Riccardo Chailly presenta per la prima volta alla Scala l’opera nella versione originale, precedente le modifiche che Toscanini fece apportare per il Metropolitan. La regia è di Robert Carsen.

Nel nutrito cast spiccano Eva-Maria Westbroek, Roberto Aronica e Claudio Sgura.

Diretta Radiofonica il 3 maggio su RAI Radio Tre e differita televisiva su Rai 5 il 12 maggio.

Riccardo Chailly dedica la prima a Gianandrea Gavazzeni nel ventennale della scomparsa.

INTERVISTA a Riccardo CHAILLY - NOTE di REGIA di Robert CARSEN

Va in scena dal 3 al 28 maggio La fanciulla del West, settima opera di Giacomo Puccini, composta nel 1910 su libretto di Guelfo Civinini e Carlo Zangarini dal dramma di David Belasco. Dirige Riccardo Chailly; nella parti principali cantano Eva-Maria Westbroek, Roberto Aronica e Claudio Sgura. La regia è di Robert Carsen, le scene dello stesso Carsen con Luis Carvalho, i costumi di Petra Reinhardt e le luci ancora di Carsen con Peter Van Praet.

Prosegue quindi, dopo il successo di Turandot, il progetto del Teatro alla Scala e di Riccardo Chailly di presentare tutte le opere di Puccini alla luce delle numerose ricerche musicologiche che nel corso degli ultimi anni hanno profondamente mutato la percezione del compositore ma spesso non sono ancora giunte alle scene. Nel caso de La fanciulla del West sarà utilizzata per la prima volta alla Scala l’Edizione Critica delle Opere di Giacomo Puccini diretta da Gabriele Dotto e pubblicata da Ricordi.

Dopo le recite de La fanciulla del West Riccardo Chailly sarà alla Scala con un nuovo progetto per la stagione sinfonica del Teatro: l’8, 9 e 11 giugno dirigerà un programma monografico dedicato a Robert Schumann con la partecipazione del pianista Radu Lupu.

La fanciulla del West debuttò al Metropolitan di New York nel 1910. Sul podio Arturo Toscanini, cantavano Enrico Caruso, Emmy Destinn e Pasquale Amato. La Scala ospitò la prima ripresa con Tullio Serafin nel 1912. Tra le riprese scaligere ricordiamo almeno la prima con Victor De Sabata (1930), le ultime con la regia di Jonathan Miller e le direzioni di Lorin Maazel (1991) e Giuseppe Sinopoli (1995) e quelle con Franco Corelli e Gigliola Frazzoni dirette da Antonino Votto nel 1956/57 e da Gianandrea Gavazzeni nel 1964. Proprio al maestro Gavazzeni Riccardo Chailly ha voluto dedicare la prima del 3 maggio, nel ventennale della scomparsa.
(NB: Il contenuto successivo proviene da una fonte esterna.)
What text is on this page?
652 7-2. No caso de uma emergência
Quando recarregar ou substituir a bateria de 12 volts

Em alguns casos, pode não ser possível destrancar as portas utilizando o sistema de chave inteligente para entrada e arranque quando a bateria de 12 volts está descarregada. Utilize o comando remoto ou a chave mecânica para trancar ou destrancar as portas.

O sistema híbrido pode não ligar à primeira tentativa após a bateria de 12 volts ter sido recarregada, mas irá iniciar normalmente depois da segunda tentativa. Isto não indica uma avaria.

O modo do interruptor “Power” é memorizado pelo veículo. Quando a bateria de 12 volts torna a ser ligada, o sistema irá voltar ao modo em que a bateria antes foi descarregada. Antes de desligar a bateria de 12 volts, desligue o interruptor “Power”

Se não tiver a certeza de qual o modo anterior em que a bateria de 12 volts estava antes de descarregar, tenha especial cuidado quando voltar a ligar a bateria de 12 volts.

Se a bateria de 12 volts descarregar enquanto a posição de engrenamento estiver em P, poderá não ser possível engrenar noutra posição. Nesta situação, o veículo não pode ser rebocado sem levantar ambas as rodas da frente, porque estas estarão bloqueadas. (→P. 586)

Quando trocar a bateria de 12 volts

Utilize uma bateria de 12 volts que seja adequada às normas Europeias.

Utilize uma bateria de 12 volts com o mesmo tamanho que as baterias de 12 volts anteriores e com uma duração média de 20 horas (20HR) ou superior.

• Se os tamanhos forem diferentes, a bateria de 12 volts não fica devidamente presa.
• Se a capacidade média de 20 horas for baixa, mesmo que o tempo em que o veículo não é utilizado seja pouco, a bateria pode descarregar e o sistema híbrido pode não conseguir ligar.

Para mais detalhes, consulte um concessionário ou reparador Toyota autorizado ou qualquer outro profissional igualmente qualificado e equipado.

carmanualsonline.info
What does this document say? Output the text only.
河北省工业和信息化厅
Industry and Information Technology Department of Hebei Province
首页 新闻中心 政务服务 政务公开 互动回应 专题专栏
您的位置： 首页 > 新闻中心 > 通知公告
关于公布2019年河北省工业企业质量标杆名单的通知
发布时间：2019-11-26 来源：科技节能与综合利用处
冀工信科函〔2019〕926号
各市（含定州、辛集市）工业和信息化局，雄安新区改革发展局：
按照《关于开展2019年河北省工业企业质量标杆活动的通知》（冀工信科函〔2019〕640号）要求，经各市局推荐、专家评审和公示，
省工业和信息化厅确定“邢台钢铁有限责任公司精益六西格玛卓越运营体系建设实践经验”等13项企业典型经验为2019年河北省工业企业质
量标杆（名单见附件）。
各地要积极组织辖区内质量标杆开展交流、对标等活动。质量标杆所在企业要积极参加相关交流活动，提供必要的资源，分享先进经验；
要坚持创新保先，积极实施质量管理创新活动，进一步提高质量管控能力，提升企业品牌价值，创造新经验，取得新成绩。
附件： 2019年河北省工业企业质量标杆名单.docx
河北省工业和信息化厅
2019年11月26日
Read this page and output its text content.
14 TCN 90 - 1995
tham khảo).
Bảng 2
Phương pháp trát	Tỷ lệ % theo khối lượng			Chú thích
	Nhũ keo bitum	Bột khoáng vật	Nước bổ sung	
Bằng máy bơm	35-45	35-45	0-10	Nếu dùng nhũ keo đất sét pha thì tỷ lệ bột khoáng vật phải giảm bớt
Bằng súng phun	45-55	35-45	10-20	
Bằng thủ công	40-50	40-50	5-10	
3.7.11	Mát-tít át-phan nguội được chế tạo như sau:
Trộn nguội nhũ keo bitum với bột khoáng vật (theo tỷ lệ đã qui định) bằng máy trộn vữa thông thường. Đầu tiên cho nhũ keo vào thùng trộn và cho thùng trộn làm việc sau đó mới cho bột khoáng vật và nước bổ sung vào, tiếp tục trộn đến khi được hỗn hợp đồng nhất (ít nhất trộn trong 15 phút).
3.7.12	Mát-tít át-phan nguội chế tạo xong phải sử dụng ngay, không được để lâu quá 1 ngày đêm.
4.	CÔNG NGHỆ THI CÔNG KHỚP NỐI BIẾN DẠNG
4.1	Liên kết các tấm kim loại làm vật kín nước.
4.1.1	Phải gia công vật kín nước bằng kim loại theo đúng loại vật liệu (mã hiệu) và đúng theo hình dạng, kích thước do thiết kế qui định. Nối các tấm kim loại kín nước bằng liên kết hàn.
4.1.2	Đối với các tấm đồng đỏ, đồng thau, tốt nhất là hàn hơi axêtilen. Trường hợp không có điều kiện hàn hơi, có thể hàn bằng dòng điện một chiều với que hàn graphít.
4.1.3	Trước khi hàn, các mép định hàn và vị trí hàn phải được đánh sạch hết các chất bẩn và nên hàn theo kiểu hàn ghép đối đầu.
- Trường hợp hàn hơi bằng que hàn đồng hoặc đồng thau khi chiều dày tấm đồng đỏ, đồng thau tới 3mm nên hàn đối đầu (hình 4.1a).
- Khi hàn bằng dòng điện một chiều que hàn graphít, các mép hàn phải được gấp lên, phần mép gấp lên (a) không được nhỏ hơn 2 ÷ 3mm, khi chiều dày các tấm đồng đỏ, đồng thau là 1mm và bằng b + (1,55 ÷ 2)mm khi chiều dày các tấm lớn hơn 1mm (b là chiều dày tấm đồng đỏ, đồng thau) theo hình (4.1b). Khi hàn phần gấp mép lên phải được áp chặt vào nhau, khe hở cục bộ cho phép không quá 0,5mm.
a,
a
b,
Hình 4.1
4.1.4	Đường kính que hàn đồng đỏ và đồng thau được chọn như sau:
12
Mercoledì 11 maggio alle ore 18 il M° Chailly parteciperà all’Omaggio a Gianandrea Gavazzeni; nel corso dell’incontro, al Ridotto dei Palchi, sarà presentato il volume Gavazzeni alla Scala, editore Skira Classica (ingresso libero fino a esaurimento dei posti disponibili).

L’opera

Puccini assistette a una rappresentazione del dramma The Girl from the Golden West di David Belasco (autore anche di Madame Butterfly, del 1900, da cui Puccini aveva tratto Butterfly nel 1904; la Girl approdò anche sugli schermi, nel 1915, per la regia di Cecil B. DeMille) durante un viaggio a New York nel 1907, ne acquisì i diritti chiedendo a Carlo Zangarini di trarne un libretto. A Zangarini subentrò poi Guelfo Civinini. Iniziata nel 1908, nel 1910 l’opera era pronta per le scene. La prima ebbe luogo al Metropolitan il 10 dicembre sotto la bacchetta di Toscanini, il quale aveva operato alcuni tagli, molti raddoppi in ragione dell’acustica assai secca della grande sala del Met e qualche concessione alle esigenze divistiche del protagonista, Enrico Caruso. La fanciulla ne usciva irrobustita, fulgida di turgori orchestrali ma con qualche morbidezza e qualche ricercatezza timbrica in meno rispetto ai desideri dell’autore: e fu questa versione toscaniniana a entrare nella tradizione e nella prassi esecutiva. Ora Riccardo Chailly riporta alla Scala la versione prima: ascolteremo quindi in totale 124 battute in più incluso il breve duetto di Minnie con l’indiano Billy. Rispetto all’edizione a stampa, la prima versione ha 761 differenze, cui vanno aggiunte le 63 correzioni operate dal maestro Luigi Ricci durante le prove con il compositore, e 176 differenze nell’orchestrazione, per un totale di 1000 cambiamenti.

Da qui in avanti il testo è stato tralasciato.